En el año 2012 los efectivos de la Policía Local recogieron 1107 objetos, de los que se devolvieron 602 y se guardan todavía 213. ¿Qué pasó con los demás? Después del plazo de dos años, válido para todo tipo de objetos, se procede a su destrucción. Algunos documentos, como los DNI, deben llevarse a la Policía Nacional para su eliminación, y los que sean de valor, como el dinero, pasan a la Tesorería municipal. El resto simplemente se tiran o se llevan a organizaciones como Cáritas.

«Llegamos a tener hasta bolsas de pescado que alguien olvida. Lógicamente ahí no esperamos: los bienes perecederos se dan a alguna ONG», comenta el portavoz Manolo Omil.

Documentación y billeteras siguen siendo lo que los pontevedreses más pierden de vista. El año pasado se devolvieron a sus correspondientes dueños 259 carteras, mientras que 45 se encuentran todavía en el depósito de la Policía Local, esperando que sus propietarios decidan reclamarlas.

Móviles, relojes y llaves Difícil identificación

Reclamar un objeto que no ofrece pistas sobre su propietario es difícil: hay que dar una descripción del artículo y de las circunstancias en que se perdió. Curiosamente, los móviles encontrados suelen ser modelos antiguos.

Pérdidas curiosasTodo tipo de propiedades

Los pontevedreses pierden a diario todo tipo de enseres. Entre las curiosidades que se encuentran en este momento en el almacén destinado a acumular objetos perdidos se encuentra una bicicleta y el carrito de un bebé, que todavía no han sido reclamados.
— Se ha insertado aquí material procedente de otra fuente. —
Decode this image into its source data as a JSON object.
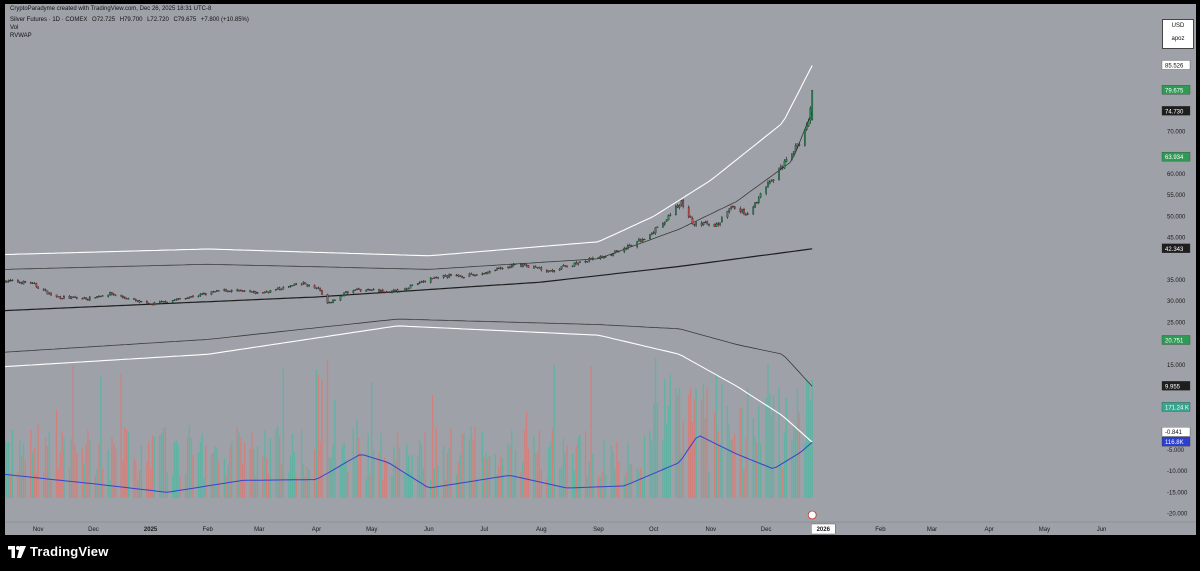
{
  "header": {
    "text": "CryptoParadyme created with TradingView.com, Dec 26, 2025 18:31 UTC-8"
  },
  "legend": {
    "symbol": "Silver Futures · 1D · COMEX",
    "open": "O72.725",
    "high": "H79.700",
    "low": "L72.720",
    "close": "C79.675",
    "change": "+7.800 (+10.85%)",
    "vol_label": "Vol",
    "vwap_label": "RVWAP"
  },
  "scale_box": {
    "currency": "USD",
    "mode": "apoz"
  },
  "footer": {
    "brand": "TradingView"
  },
  "colors": {
    "background": "#9ea1a8",
    "up": "#2e8b57",
    "down": "#c24a4a",
    "vol_up": "#5fb3a3",
    "vol_down": "#d4807a",
    "band_outer": "#ffffff",
    "band_inner": "#3b3b3b",
    "center": "#1e1e1e",
    "vol_ma": "#3344cc",
    "price_label_green": "#2e9a54",
    "price_label_dark": "#1e1e1e"
  },
  "chart_data": {
    "type": "candlestick",
    "x_start": "2024-10-14",
    "x_end": "2026-06-30",
    "ylim": [
      -22000,
      100000
    ],
    "y_ticks": [
      {
        "value": 95000,
        "label": "95.000"
      },
      {
        "value": 90000,
        "label": "90.000"
      },
      {
        "value": 80000,
        "label": "80.000"
      },
      {
        "value": 70000,
        "label": "70.000"
      },
      {
        "value": 60000,
        "label": "60.000"
      },
      {
        "value": 55000,
        "label": "55.000"
      },
      {
        "value": 50000,
        "label": "50.000"
      },
      {
        "value": 45000,
        "label": "45.000"
      },
      {
        "value": 35000,
        "label": "35.000"
      },
      {
        "value": 30000,
        "label": "30.000"
      },
      {
        "value": 25000,
        "label": "25.000"
      },
      {
        "value": 15000,
        "label": "15.000"
      },
      {
        "value": -5000,
        "label": "-5.000"
      },
      {
        "value": -10000,
        "label": "-10.000"
      },
      {
        "value": -15000,
        "label": "-15.000"
      },
      {
        "value": -20000,
        "label": "-20.000"
      }
    ],
    "x_ticks": [
      {
        "date": "2024-11-01",
        "label": "Nov"
      },
      {
        "date": "2024-12-01",
        "label": "Dec"
      },
      {
        "date": "2025-01-01",
        "label": "2025",
        "bold": true
      },
      {
        "date": "2025-02-01",
        "label": "Feb"
      },
      {
        "date": "2025-03-01",
        "label": "Mar"
      },
      {
        "date": "2025-04-01",
        "label": "Apr"
      },
      {
        "date": "2025-05-01",
        "label": "May"
      },
      {
        "date": "2025-06-01",
        "label": "Jun"
      },
      {
        "date": "2025-07-01",
        "label": "Jul"
      },
      {
        "date": "2025-08-01",
        "label": "Aug"
      },
      {
        "date": "2025-09-01",
        "label": "Sep"
      },
      {
        "date": "2025-10-01",
        "label": "Oct"
      },
      {
        "date": "2025-11-01",
        "label": "Nov"
      },
      {
        "date": "2025-12-01",
        "label": "Dec"
      },
      {
        "date": "2026-01-01",
        "label": "2026",
        "bold": true,
        "highlight": true
      },
      {
        "date": "2026-02-01",
        "label": "Feb"
      },
      {
        "date": "2026-03-01",
        "label": "Mar"
      },
      {
        "date": "2026-04-01",
        "label": "Apr"
      },
      {
        "date": "2026-05-01",
        "label": "May"
      },
      {
        "date": "2026-06-01",
        "label": "Jun"
      }
    ],
    "price_labels": [
      {
        "value": 85526,
        "label": "85.526",
        "style": "white"
      },
      {
        "value": 79675,
        "label": "79.675",
        "style": "green"
      },
      {
        "value": 74730,
        "label": "74.730",
        "style": "dark"
      },
      {
        "value": 63934,
        "label": "63.934",
        "style": "green"
      },
      {
        "value": 42343,
        "label": "42.343",
        "style": "dark"
      },
      {
        "value": 20751,
        "label": "20.751",
        "style": "green"
      },
      {
        "value": 9955,
        "label": "9.955",
        "style": "dark"
      },
      {
        "value": 5000,
        "label": "171.24 K",
        "style": "teal"
      },
      {
        "value": -841,
        "label": "-0.841",
        "style": "white"
      },
      {
        "value": -3200,
        "label": "116.8K",
        "style": "blue"
      }
    ],
    "close_anchors": [
      [
        "2024-10-14",
        34.8
      ],
      [
        "2024-10-28",
        34.3
      ],
      [
        "2024-11-10",
        31.0
      ],
      [
        "2024-11-28",
        30.6
      ],
      [
        "2024-12-10",
        31.8
      ],
      [
        "2024-12-31",
        29.2
      ],
      [
        "2025-01-20",
        30.8
      ],
      [
        "2025-02-10",
        32.6
      ],
      [
        "2025-03-01",
        31.9
      ],
      [
        "2025-03-25",
        34.2
      ],
      [
        "2025-04-03",
        32.5
      ],
      [
        "2025-04-07",
        29.3
      ],
      [
        "2025-04-20",
        32.8
      ],
      [
        "2025-05-15",
        32.3
      ],
      [
        "2025-06-05",
        35.8
      ],
      [
        "2025-06-25",
        36.1
      ],
      [
        "2025-07-20",
        38.7
      ],
      [
        "2025-08-05",
        37.2
      ],
      [
        "2025-08-31",
        40.1
      ],
      [
        "2025-09-20",
        43.2
      ],
      [
        "2025-10-05",
        47.8
      ],
      [
        "2025-10-16",
        53.5
      ],
      [
        "2025-10-22",
        48.4
      ],
      [
        "2025-11-05",
        48.0
      ],
      [
        "2025-11-13",
        52.6
      ],
      [
        "2025-11-21",
        50.2
      ],
      [
        "2025-12-01",
        57.0
      ],
      [
        "2025-12-12",
        63.0
      ],
      [
        "2025-12-19",
        67.3
      ],
      [
        "2025-12-24",
        72.7
      ],
      [
        "2025-12-26",
        79.675
      ]
    ],
    "series": [
      {
        "name": "RVWAP center",
        "points": [
          [
            "2024-10-14",
            27.8
          ],
          [
            "2025-04-01",
            31.0
          ],
          [
            "2025-08-01",
            34.5
          ],
          [
            "2025-10-15",
            38.2
          ],
          [
            "2025-12-26",
            42.343
          ]
        ]
      },
      {
        "name": "RVWAP upper 1",
        "points": [
          [
            "2024-10-14",
            37.5
          ],
          [
            "2025-02-01",
            38.7
          ],
          [
            "2025-06-01",
            37.5
          ],
          [
            "2025-09-01",
            40.0
          ],
          [
            "2025-10-15",
            47.0
          ],
          [
            "2025-11-15",
            53.5
          ],
          [
            "2025-12-15",
            63.0
          ],
          [
            "2025-12-26",
            74.73
          ]
        ]
      },
      {
        "name": "RVWAP upper 2",
        "points": [
          [
            "2024-10-14",
            41.0
          ],
          [
            "2025-02-01",
            42.3
          ],
          [
            "2025-06-01",
            40.7
          ],
          [
            "2025-09-01",
            44.0
          ],
          [
            "2025-10-01",
            50.0
          ],
          [
            "2025-11-01",
            58.5
          ],
          [
            "2025-12-10",
            72.0
          ],
          [
            "2025-12-26",
            85.526
          ]
        ]
      },
      {
        "name": "RVWAP lower 1",
        "points": [
          [
            "2024-10-14",
            18.0
          ],
          [
            "2025-02-01",
            21.0
          ],
          [
            "2025-05-15",
            25.8
          ],
          [
            "2025-09-01",
            24.5
          ],
          [
            "2025-10-15",
            23.5
          ],
          [
            "2025-11-15",
            19.8
          ],
          [
            "2025-12-10",
            17.5
          ],
          [
            "2025-12-26",
            9.955
          ]
        ]
      },
      {
        "name": "RVWAP lower 2",
        "points": [
          [
            "2024-10-14",
            14.6
          ],
          [
            "2025-02-01",
            17.5
          ],
          [
            "2025-05-15",
            24.2
          ],
          [
            "2025-09-01",
            22.0
          ],
          [
            "2025-10-15",
            17.5
          ],
          [
            "2025-11-15",
            10.0
          ],
          [
            "2025-12-10",
            3.0
          ],
          [
            "2025-12-26",
            -3.2
          ]
        ]
      },
      {
        "name": "Volume MA",
        "points": [
          [
            "2024-10-14",
            -10.8
          ],
          [
            "2024-12-01",
            -13.0
          ],
          [
            "2025-01-10",
            -15.0
          ],
          [
            "2025-02-20",
            -12.2
          ],
          [
            "2025-04-01",
            -12.0
          ],
          [
            "2025-04-25",
            -6.0
          ],
          [
            "2025-05-10",
            -8.0
          ],
          [
            "2025-06-01",
            -14.0
          ],
          [
            "2025-07-15",
            -11.0
          ],
          [
            "2025-08-15",
            -14.0
          ],
          [
            "2025-09-15",
            -13.5
          ],
          [
            "2025-10-15",
            -8.0
          ],
          [
            "2025-10-25",
            -1.5
          ],
          [
            "2025-11-15",
            -6.0
          ],
          [
            "2025-12-05",
            -9.5
          ],
          [
            "2025-12-20",
            -5.5
          ],
          [
            "2025-12-26",
            -3.2
          ]
        ]
      }
    ]
  }
}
Carteristas: Diferencia entre pérdida y robo

Las carteras que se pierden suelen encontrarse, a diferencia de las robadas. Los carteristas prefieren deshacerse rápidamente de la cartera y quedarse solo con el dinero, del que no puede discutirse su propiedad.

En el caso de las carteras que se tiran en cualquier esquina, los operarios de limpieza de las vías públicas suelen encontrarlas y llevarlas a la Policía Local. El problema es que los carteristas suelen preferir los contenedores. «Hoy en día su vaciado ya no necesita la mano humana, por eso es muy difícil recuperar una cartera tras un robo». En cualquier caso es importante proceder a la cancelación inmediata de las tarjetas de crédito si se echan en falta.